Ante las dudas del amor, se cuestiona y despedaza sin piedad a las margaritas. El hombre ha hecho hablar a las silenciosas flores. Inventa significados para cada una de ellas: rosas o tulipanes rojos para declaraciones de amor, el clavel para la revolución, una flor amarilla como símbolo del desprecio. En fin: los significados varían con el tiempo o el lugar, pero las flores han sido una forma más de expresión del ser humano que las resignifica.

En los interrogatorios amorosos hay siempre margaritas como víctimas.

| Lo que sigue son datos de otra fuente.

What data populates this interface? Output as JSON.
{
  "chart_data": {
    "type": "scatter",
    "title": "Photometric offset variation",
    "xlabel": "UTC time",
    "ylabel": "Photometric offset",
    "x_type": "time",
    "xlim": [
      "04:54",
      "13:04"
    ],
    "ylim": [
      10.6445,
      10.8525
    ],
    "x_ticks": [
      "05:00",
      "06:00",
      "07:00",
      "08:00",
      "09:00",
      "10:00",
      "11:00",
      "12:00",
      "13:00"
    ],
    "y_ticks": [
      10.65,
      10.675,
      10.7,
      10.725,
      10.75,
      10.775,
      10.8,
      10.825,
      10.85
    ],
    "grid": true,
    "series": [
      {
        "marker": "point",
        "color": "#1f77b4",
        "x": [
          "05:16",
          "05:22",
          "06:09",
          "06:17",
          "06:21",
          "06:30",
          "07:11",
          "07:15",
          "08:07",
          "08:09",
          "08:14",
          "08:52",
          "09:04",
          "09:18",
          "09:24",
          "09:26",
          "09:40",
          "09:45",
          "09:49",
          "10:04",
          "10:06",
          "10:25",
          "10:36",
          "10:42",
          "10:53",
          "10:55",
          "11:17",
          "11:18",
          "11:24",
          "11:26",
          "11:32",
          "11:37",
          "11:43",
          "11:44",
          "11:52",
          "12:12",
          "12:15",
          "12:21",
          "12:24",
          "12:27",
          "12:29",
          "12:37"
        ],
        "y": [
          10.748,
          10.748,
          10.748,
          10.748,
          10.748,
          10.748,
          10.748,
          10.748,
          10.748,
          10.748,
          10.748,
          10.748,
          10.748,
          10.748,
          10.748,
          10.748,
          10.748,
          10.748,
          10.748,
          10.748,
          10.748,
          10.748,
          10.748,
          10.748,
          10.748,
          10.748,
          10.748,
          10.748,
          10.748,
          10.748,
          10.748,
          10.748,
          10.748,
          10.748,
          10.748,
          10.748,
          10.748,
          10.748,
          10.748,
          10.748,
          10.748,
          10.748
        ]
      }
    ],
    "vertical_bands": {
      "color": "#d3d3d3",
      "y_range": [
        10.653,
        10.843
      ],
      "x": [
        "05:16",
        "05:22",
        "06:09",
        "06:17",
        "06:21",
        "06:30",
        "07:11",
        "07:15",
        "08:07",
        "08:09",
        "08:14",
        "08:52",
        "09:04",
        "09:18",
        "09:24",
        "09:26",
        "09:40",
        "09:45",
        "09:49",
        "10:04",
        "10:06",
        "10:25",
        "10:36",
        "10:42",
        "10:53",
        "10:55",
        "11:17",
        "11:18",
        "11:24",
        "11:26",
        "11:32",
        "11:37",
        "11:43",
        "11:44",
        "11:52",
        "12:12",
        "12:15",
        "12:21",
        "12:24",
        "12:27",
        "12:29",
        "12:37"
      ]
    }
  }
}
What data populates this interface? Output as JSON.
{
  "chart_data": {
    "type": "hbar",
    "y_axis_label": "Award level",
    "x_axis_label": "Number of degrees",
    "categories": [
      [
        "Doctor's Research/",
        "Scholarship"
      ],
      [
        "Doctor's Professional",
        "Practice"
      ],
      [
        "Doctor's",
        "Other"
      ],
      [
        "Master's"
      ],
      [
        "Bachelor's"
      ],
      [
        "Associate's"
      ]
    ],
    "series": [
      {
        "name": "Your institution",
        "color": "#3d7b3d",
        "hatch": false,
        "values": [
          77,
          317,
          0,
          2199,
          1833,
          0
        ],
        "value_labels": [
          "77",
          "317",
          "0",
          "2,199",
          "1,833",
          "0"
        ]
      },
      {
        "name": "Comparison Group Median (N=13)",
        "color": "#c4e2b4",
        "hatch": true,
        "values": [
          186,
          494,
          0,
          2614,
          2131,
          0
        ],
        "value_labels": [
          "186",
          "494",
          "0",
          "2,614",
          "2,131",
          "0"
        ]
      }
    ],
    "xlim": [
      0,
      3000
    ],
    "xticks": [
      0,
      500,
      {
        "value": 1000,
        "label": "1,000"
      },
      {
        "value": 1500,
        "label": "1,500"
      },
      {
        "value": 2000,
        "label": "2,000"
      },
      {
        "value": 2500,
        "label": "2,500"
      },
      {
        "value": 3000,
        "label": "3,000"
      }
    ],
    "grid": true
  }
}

Lo curioso del asunto, es que la margarita ni siquiera es una flor, aunque se las ha ingeniado muy bien para hacernos creer que sí lo es.

En realidad, las margaritas no son una flor única, son una inflorescencia, una agrupación de flores llamada “capítulo”. Las láminas blancas periféricas que vamos arrancando, en respuesta a nuestro interrogatorio amoroso, no son simples pétalos. Se trata de flores femeninas dispuestas en forma de corona.

Estas delicadas flores se forman de cinco pétalos. Tres de ellos mucho más alargados que los otros, estos pétalos son parte de la plataforma de la cual se tira entre cada duda amorosa.

En el centro encontramos elementos amarillos, que forman una agrupación muy tupida en el centro del “capítulo”, son cientos de florecillas tubulares conocidas como “flósculos”.

Los “flósculos” son hermafroditas, es decir, masculinos y femeninos. La margarita, sin embargo, no es caprichosa y toda esta delicadeza para vestirse tiene una función para su especie.